Si Vialatte est « l’homme de la montagne » L’orang-outan (ou orang-outang)(Pongo pygmaeus) lui est (en malais) «l’homme de la forêt.» Quand dans une seconde partie belle comme la pierre de Francis Ponge, Chevillard fait disparaître notre délicat anthropoïde et bien voyez-vous plus rien n’est enlacé ! Plus rien ne redescend de la montagne, plus rien ne rebondit dans la forêt. Sans l’orang-outang tout redevient antédiluvien car l’homme sans l’orang-outan est antédiluvien. Tout redevient lourd et frôlant la consternation et le bourdon. Le dernier soupir de l’orang-outan à éteint la belle flamme rousse et il n’est resté de lui qu’un petit tas de cendres dispersé au vent mauvais des terres abandonnées. Un pilier d’ombre c’est levé et sous cette obscurcissement un croassement sinistre monte, le Hurlant hurle. Le Hurlant drôle de bestiole descendue et ne bondissant pas d’on ne sait où. Peut-être de chez Kafka ? Le Hurlant ferait un Odradek terriblement plausible, et l’homme malgré ses peaux de bêtes de trembler devant le Hurlant.

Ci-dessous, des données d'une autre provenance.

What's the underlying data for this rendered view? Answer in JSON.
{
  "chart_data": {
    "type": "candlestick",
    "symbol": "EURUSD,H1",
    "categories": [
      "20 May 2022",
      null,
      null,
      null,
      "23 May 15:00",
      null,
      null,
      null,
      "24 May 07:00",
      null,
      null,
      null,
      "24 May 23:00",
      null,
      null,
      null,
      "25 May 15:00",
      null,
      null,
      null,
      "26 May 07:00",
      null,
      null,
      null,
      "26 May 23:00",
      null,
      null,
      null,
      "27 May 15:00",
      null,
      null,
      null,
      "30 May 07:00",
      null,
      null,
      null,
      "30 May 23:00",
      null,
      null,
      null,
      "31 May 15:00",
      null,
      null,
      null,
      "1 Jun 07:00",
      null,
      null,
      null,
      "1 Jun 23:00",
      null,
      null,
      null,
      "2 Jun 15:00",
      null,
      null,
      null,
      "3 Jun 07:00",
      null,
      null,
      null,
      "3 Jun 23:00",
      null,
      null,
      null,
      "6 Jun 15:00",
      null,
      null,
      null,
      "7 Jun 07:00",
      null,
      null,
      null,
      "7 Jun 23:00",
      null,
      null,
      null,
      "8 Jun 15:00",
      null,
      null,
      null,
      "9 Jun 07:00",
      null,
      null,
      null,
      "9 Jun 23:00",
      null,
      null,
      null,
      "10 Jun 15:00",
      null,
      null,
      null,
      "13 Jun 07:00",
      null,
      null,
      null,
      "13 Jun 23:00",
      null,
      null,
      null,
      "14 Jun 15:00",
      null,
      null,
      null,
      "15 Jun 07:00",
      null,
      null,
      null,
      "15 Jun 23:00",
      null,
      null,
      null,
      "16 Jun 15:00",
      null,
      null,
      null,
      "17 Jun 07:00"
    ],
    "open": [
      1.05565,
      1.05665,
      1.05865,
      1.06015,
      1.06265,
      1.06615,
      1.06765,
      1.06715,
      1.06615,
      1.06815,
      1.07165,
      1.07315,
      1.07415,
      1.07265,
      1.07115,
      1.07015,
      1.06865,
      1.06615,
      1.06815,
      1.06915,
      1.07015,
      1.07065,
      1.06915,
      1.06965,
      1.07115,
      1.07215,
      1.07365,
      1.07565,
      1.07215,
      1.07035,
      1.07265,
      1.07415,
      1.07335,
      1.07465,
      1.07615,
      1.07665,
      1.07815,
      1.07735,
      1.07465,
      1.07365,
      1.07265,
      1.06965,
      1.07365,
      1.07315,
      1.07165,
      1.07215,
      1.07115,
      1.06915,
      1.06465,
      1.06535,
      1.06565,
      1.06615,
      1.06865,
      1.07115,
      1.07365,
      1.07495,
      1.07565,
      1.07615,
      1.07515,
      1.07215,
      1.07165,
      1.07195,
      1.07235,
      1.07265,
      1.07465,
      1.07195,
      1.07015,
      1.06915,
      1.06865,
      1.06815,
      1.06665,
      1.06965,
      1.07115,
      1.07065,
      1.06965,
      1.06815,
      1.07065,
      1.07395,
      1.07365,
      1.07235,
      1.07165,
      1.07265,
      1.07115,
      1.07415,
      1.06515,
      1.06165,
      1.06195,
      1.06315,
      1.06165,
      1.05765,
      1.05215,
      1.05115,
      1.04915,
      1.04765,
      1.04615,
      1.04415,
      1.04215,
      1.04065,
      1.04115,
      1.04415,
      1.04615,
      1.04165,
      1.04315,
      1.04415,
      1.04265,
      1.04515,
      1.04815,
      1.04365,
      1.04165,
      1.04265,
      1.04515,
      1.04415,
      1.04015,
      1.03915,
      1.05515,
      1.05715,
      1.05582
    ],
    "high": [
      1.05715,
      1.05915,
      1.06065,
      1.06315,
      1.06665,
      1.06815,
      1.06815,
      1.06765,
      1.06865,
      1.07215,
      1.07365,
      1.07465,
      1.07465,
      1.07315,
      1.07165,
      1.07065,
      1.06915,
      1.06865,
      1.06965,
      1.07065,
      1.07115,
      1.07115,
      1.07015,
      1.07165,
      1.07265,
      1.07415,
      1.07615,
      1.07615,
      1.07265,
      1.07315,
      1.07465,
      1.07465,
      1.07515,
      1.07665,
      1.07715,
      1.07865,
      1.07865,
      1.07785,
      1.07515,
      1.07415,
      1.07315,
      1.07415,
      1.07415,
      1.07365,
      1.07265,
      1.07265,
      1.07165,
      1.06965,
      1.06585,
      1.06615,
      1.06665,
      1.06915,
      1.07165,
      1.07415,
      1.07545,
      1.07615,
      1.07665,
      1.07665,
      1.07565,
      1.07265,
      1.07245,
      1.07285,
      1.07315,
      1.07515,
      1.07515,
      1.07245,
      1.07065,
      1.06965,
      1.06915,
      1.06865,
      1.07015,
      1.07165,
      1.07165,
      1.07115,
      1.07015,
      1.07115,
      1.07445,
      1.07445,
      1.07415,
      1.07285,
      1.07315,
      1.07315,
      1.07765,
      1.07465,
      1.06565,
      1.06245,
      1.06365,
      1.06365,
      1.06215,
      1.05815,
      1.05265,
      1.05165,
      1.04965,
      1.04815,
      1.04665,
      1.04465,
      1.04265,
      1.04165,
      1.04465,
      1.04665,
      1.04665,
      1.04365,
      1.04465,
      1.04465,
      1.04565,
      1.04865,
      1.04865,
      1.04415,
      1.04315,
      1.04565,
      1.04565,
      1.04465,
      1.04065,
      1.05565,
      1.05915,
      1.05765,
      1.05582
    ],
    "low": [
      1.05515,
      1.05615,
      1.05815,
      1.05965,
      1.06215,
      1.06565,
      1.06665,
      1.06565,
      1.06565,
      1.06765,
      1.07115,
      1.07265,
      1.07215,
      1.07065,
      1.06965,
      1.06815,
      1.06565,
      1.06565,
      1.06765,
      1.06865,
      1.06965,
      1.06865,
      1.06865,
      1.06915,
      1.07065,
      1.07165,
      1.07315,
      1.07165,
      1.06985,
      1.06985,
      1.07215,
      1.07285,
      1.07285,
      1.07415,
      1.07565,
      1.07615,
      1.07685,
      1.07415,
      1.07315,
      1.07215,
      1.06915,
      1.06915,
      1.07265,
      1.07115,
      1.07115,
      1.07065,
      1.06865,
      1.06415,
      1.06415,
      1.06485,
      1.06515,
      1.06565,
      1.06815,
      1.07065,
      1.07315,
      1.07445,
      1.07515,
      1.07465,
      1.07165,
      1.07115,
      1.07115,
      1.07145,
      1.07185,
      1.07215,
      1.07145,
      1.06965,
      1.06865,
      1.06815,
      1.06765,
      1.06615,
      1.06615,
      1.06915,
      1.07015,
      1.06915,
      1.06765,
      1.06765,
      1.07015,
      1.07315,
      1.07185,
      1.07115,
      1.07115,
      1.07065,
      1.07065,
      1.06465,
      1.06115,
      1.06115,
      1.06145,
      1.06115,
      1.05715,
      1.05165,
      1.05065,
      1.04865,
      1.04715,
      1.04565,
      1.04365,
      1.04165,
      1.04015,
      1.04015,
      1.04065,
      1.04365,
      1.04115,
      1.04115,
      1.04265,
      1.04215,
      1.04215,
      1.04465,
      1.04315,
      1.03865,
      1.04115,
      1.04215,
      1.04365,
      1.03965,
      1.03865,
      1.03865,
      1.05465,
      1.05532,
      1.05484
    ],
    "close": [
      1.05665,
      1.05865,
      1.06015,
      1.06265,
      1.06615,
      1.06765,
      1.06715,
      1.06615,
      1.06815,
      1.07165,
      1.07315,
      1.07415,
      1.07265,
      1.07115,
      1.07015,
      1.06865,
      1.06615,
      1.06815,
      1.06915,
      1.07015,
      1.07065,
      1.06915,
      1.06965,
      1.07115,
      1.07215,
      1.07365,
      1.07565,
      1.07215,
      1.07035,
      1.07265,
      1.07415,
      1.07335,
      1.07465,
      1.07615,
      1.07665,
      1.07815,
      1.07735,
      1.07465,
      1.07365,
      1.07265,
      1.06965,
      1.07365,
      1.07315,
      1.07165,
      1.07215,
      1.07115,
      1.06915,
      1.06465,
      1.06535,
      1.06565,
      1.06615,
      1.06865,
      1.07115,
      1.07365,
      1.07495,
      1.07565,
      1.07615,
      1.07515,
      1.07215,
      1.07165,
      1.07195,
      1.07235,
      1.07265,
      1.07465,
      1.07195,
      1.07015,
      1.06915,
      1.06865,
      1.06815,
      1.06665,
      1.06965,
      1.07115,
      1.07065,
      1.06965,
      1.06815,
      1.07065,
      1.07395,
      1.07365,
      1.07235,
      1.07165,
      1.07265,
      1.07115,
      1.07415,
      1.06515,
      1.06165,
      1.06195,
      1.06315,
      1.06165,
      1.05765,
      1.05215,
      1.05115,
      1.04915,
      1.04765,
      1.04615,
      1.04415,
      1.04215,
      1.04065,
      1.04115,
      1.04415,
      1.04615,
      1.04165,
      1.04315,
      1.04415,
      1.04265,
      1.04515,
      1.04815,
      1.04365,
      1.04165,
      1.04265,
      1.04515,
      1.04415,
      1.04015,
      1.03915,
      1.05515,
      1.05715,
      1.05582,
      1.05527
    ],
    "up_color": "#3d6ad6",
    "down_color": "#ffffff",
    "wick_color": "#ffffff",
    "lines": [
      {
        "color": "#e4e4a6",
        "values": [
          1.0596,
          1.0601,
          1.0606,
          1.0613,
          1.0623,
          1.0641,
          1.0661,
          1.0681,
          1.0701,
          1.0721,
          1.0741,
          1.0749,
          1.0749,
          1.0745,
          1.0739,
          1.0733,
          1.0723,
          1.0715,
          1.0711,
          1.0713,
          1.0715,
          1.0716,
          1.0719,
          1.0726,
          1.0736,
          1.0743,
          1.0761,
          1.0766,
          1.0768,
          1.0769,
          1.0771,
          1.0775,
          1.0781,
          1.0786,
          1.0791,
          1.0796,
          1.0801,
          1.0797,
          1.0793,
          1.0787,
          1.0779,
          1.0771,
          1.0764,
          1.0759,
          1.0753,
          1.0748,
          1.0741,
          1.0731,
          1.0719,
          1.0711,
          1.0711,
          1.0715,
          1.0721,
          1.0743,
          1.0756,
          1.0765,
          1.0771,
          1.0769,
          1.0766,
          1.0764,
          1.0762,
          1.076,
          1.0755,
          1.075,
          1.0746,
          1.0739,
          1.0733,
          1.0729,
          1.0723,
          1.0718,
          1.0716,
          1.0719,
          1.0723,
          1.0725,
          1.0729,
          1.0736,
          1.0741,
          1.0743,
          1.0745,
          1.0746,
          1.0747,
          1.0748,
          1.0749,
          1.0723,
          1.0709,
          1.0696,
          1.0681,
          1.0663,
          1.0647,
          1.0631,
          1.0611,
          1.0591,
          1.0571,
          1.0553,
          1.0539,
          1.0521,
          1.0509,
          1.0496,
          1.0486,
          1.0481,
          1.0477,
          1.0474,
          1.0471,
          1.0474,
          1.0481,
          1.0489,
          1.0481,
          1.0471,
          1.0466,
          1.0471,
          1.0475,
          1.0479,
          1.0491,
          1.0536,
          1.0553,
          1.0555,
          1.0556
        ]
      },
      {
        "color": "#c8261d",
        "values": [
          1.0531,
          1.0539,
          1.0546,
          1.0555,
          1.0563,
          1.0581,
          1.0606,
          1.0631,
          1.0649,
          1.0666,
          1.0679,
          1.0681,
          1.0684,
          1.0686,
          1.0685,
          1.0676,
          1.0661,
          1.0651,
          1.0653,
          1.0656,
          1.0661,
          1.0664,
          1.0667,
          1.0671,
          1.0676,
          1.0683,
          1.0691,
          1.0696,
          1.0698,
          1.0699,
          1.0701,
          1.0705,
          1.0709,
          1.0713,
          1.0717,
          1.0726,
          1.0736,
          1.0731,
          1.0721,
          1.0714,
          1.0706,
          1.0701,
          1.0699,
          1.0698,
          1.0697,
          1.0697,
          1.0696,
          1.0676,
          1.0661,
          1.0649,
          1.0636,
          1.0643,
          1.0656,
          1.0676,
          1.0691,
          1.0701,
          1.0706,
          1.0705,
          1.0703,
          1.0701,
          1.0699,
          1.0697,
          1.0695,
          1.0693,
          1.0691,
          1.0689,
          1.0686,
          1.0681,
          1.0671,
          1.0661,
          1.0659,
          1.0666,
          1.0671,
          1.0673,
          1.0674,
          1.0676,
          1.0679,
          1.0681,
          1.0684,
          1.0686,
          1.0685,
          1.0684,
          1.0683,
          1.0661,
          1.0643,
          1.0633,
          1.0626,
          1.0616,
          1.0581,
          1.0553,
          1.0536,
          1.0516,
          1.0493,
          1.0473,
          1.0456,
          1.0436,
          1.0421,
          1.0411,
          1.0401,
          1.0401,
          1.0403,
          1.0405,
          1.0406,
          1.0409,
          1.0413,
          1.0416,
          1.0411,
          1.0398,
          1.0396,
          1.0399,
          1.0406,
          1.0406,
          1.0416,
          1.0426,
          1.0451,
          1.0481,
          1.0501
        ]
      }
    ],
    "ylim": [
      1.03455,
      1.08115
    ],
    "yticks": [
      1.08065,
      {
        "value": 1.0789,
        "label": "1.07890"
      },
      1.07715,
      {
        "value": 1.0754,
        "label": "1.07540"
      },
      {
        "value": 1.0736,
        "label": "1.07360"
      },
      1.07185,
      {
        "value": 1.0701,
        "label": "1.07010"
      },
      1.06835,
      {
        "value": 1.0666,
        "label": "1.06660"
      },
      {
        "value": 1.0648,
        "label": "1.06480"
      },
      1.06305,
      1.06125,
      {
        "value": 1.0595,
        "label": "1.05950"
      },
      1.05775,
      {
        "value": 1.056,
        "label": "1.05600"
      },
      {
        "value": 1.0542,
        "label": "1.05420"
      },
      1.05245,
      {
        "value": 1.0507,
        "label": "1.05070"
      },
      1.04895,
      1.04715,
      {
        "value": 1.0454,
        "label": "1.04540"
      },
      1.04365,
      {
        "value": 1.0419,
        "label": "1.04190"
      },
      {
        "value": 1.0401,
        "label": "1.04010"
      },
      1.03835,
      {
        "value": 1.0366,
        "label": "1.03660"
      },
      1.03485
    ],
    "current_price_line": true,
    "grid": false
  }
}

Donc chemin sinueux, mais chemin limpide. La fausse rigueur scientifique de Robert Benchley, Francis Ponge (oui il y a du Ponge chez Chevillard) Vialatte (l’homme de la montagne) Kafka (ce qui n’est pas rien) et Beckett (ce qui est beaucoup dans le moins.) Dans une troisième partie Chevillard et son narrateur Albert Moindre réinventent l’homme en orang-outan, apprentissage périlleux, il faut apprendre pour mieux enlacer et ce au risque de tomber tête bêche à même le sol. Il y aura donc comme des pendus des promesses d’orang-outan accrochées aux branches. Fruits étranges, quatre moignons levés en grimaçant. Ces promesses d’orang-outan ne seront plus anthropopithèques hominisées quand elles sauront faire avec les tigres et les Hurlants. Tâche périlleuse…

Malheur à celui qui recèle des déserts
Il est urgent de faire naître des îles
Et c’est ainsi que Chevillard est grand.